Algunos países cerraron todo, otros casi no aplicaron medidas y muchos impusieron restricciones intermedias. La pandemia del Covid–19, que fue presentada como la nueva Peste Negra por los medios, no tuvo ni siquiera una respuesta unívoca de parte de las autoridades sanitarias en diversos países, e incluso la OMS declaró eventualmente que las cuarentenas debían evitarse todo lo posible.
Mientras buena parte del planeta actuaba como enfrentando un apocalipsis, los indicadores de exceso de mortalidad parecen indicar que el coronavirus no produjo el desastre que se anunciaba. Suecia es el mejor ejemplo. Demonizada en la prensa internacional por no instaurar cuarentenas, las cifras muestran que, comparando con los últimos diez años, en 2020 no presenta exceso de muertes. Hasta fines de noviembre de este año, la cantidad de muertos por cada 100.000 habitantes ha sido de 820 personas. En 2010 la cifra fue de 873, en 2012 de 877, en 2015 de 841, y en 2018 de 820 por cada 100.000 habitantes respectivamente.
¿Tiene sentido la histeria respecto a la forma en que Suecia ha manejado la pandemia a la luz de estos datos? Se podrá hacer críticas a aspectos del manejo de los suecos en este asunto, y tal vez eran necesarias algunas restricciones que no se implementaron. Pero en términos generales, cuando se observa que la mortalidad total es la misma, e incluso menor que la de años anteriores, es simplemente un absurdo suponer que el camino correcto era el encierro de toda su población.
Alemania, que ahora ha endurecido sus políticas –jamás llegando al extremo delirante de Chile–, muestra datos similares. Las cifras de muertos mayores de 80 años por cada 100.000 habitantes por semana del año muestran que en 2018, por ejemplo, hubo más muertes que en 2020, especialmente en las primeras 30 semanas del año. Es más, al menos desde 2016 la tendencia muestra ser muy similar a la del presente año.
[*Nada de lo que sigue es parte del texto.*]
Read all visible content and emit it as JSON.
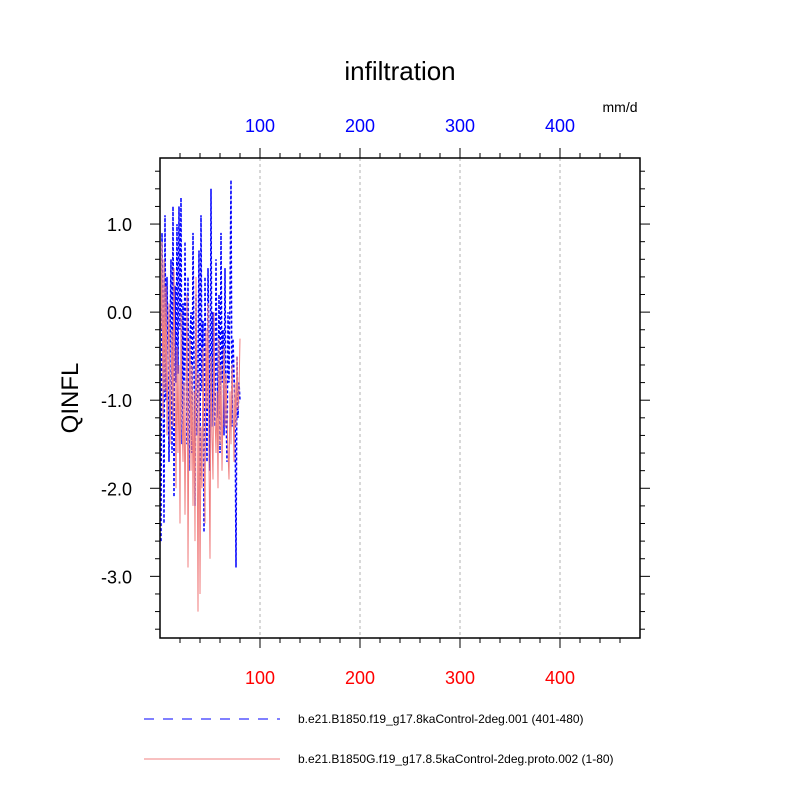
{
  "chart_data": {
    "type": "line",
    "title": "infiltration",
    "units": "mm/d",
    "ylabel": "QINFL",
    "xlabel": "",
    "xlim": [
      0,
      480
    ],
    "ylim": [
      -3.7,
      1.75
    ],
    "x_ticks": [
      100,
      200,
      300,
      400
    ],
    "x_tick_labels": [
      "100",
      "200",
      "300",
      "400"
    ],
    "y_ticks": [
      1.0,
      0.0,
      -1.0,
      -2.0,
      -3.0
    ],
    "y_tick_labels": [
      "1.0",
      "0.0",
      "-1.0",
      "-2.0",
      "-3.0"
    ],
    "grid": "vertical dashed at major x ticks",
    "top_axis_color": "#0000ff",
    "bottom_axis_color": "#ff0000",
    "series": [
      {
        "name": "b.e21.B1850.f19_g17.8kaControl-2deg.001 (401-480)",
        "color": "#0000ff",
        "style": "dashed",
        "x": [
          1,
          2,
          3,
          4,
          5,
          6,
          7,
          8,
          9,
          10,
          11,
          12,
          13,
          14,
          15,
          16,
          17,
          18,
          19,
          20,
          21,
          22,
          23,
          24,
          25,
          26,
          27,
          28,
          29,
          30,
          31,
          32,
          33,
          34,
          35,
          36,
          37,
          38,
          39,
          40,
          41,
          42,
          43,
          44,
          45,
          46,
          47,
          48,
          49,
          50,
          51,
          52,
          53,
          54,
          55,
          56,
          57,
          58,
          59,
          60,
          61,
          62,
          63,
          64,
          65,
          66,
          67,
          68,
          69,
          70,
          71,
          72,
          73,
          74,
          75,
          76,
          77,
          78,
          79,
          80
        ],
        "values": [
          -2.6,
          0.9,
          -0.2,
          -2.4,
          1.1,
          -1.0,
          0.4,
          -0.5,
          -1.7,
          -0.3,
          0.6,
          -1.6,
          1.2,
          -2.1,
          0.3,
          -0.8,
          1.0,
          -0.7,
          1.2,
          -0.2,
          1.3,
          -1.5,
          0.1,
          -1.1,
          0.8,
          -0.6,
          -1.5,
          0.4,
          -1.8,
          -0.3,
          0.0,
          -1.6,
          0.9,
          -0.5,
          -2.2,
          0.2,
          -1.4,
          -0.6,
          0.7,
          -1.9,
          1.1,
          -0.9,
          -0.1,
          -2.5,
          0.4,
          -1.0,
          -1.7,
          0.5,
          -0.4,
          -1.8,
          1.4,
          -1.3,
          0.0,
          -0.9,
          -1.3,
          0.6,
          -0.7,
          -1.2,
          0.2,
          -1.6,
          0.9,
          -0.8,
          -0.2,
          -1.4,
          0.5,
          -1.1,
          -1.7,
          0.0,
          -0.8,
          0.2,
          1.5,
          -1.3,
          -0.3,
          -0.7,
          -1.0,
          -2.9,
          -0.5,
          -1.2,
          -0.8,
          -1.0
        ]
      },
      {
        "name": "b.e21.B1850G.f19_g17.8.5kaControl-2deg.proto.002 (1-80)",
        "color": "#f08080",
        "style": "solid",
        "x": [
          1,
          2,
          3,
          4,
          5,
          6,
          7,
          8,
          9,
          10,
          11,
          12,
          13,
          14,
          15,
          16,
          17,
          18,
          19,
          20,
          21,
          22,
          23,
          24,
          25,
          26,
          27,
          28,
          29,
          30,
          31,
          32,
          33,
          34,
          35,
          36,
          37,
          38,
          39,
          40,
          41,
          42,
          43,
          44,
          45,
          46,
          47,
          48,
          49,
          50,
          51,
          52,
          53,
          54,
          55,
          56,
          57,
          58,
          59,
          60,
          61,
          62,
          63,
          64,
          65,
          66,
          67,
          68,
          69,
          70,
          71,
          72,
          73,
          74,
          75,
          76,
          77,
          78,
          79,
          80
        ],
        "values": [
          -0.2,
          0.8,
          -1.2,
          0.6,
          -0.9,
          0.3,
          -1.4,
          -0.5,
          0.1,
          -1.5,
          -0.8,
          -0.2,
          -1.3,
          0.5,
          -0.7,
          -2.0,
          -0.4,
          -1.6,
          -0.6,
          -2.4,
          0.0,
          -1.2,
          -1.7,
          -0.8,
          -2.3,
          -1.0,
          0.2,
          -2.9,
          -1.1,
          -0.3,
          -1.8,
          -0.6,
          -2.2,
          -0.9,
          -2.6,
          0.4,
          -1.0,
          -3.4,
          -0.7,
          -3.2,
          -1.3,
          -2.0,
          -0.4,
          -1.6,
          -2.4,
          -0.2,
          -1.1,
          0.1,
          -1.7,
          -2.8,
          -0.5,
          -1.4,
          -1.9,
          0.0,
          -1.2,
          -1.6,
          -0.9,
          -2.0,
          -0.3,
          -1.5,
          -0.6,
          -1.8,
          -1.1,
          -0.4,
          -1.3,
          -0.7,
          -1.2,
          -1.6,
          -1.9,
          -0.9,
          -1.5,
          -0.6,
          -1.0,
          -1.7,
          -0.8,
          -1.3,
          -0.5,
          -1.1,
          -0.9,
          -0.3
        ]
      }
    ],
    "legend": [
      {
        "label": "b.e21.B1850.f19_g17.8kaControl-2deg.001 (401-480)",
        "color": "#0000ff",
        "style": "dashed"
      },
      {
        "label": "b.e21.B1850G.f19_g17.8.5kaControl-2deg.proto.002 (1-80)",
        "color": "#f08080",
        "style": "solid"
      }
    ]
  }
}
A la luz de esos datos, la declaración de Angela Merkel de que Alemania enfrentaba el desafío más grande desde la Segunda Guerra Mundial solamente puede juzgarse como exagerada.
En Chile, en tanto, decidimos introducir una humillante y devastadora cuarentena sin tener ninguna evidencia de que los costos de su implementación superarán sus beneficios. Hoy, diversos estudios para otros países –y datos para Chile– señalan que, en términos de salud pública, las enfermedades y muertes por otras causas se van a disparar producto de las cuarentenas. Esto es sin considerar el auge de la depresión, los suicidios, la violencia intrafamiliar, el abuso sexual infantil, la criminalidad, la pobreza, la destrucción familiar, el hambre, el desempleo, y todo el desastre social y económico derivado de las políticas represivas.
Nada de eso parece importar lo suficiente a nuestras autoridades. Ni siquiera se considera la crisis de salud mental y física que se produce en niños debido a la clausura de colegios, a pesar de que hace rato es claro que estos no son transmisores relevantes de Covid-19. Tampoco sabemos si las cuarentenas realmente han disminuido la tasa de contagios en Chile, ni la tasa de mortalidad, pero de todos modos el Estado, bajo el pretexto de cuidar a otros, trata nuestros derechos fundamentales como si fueran una concesión estatal que puede ser revocada cuando la autoridad lo estime pertinente.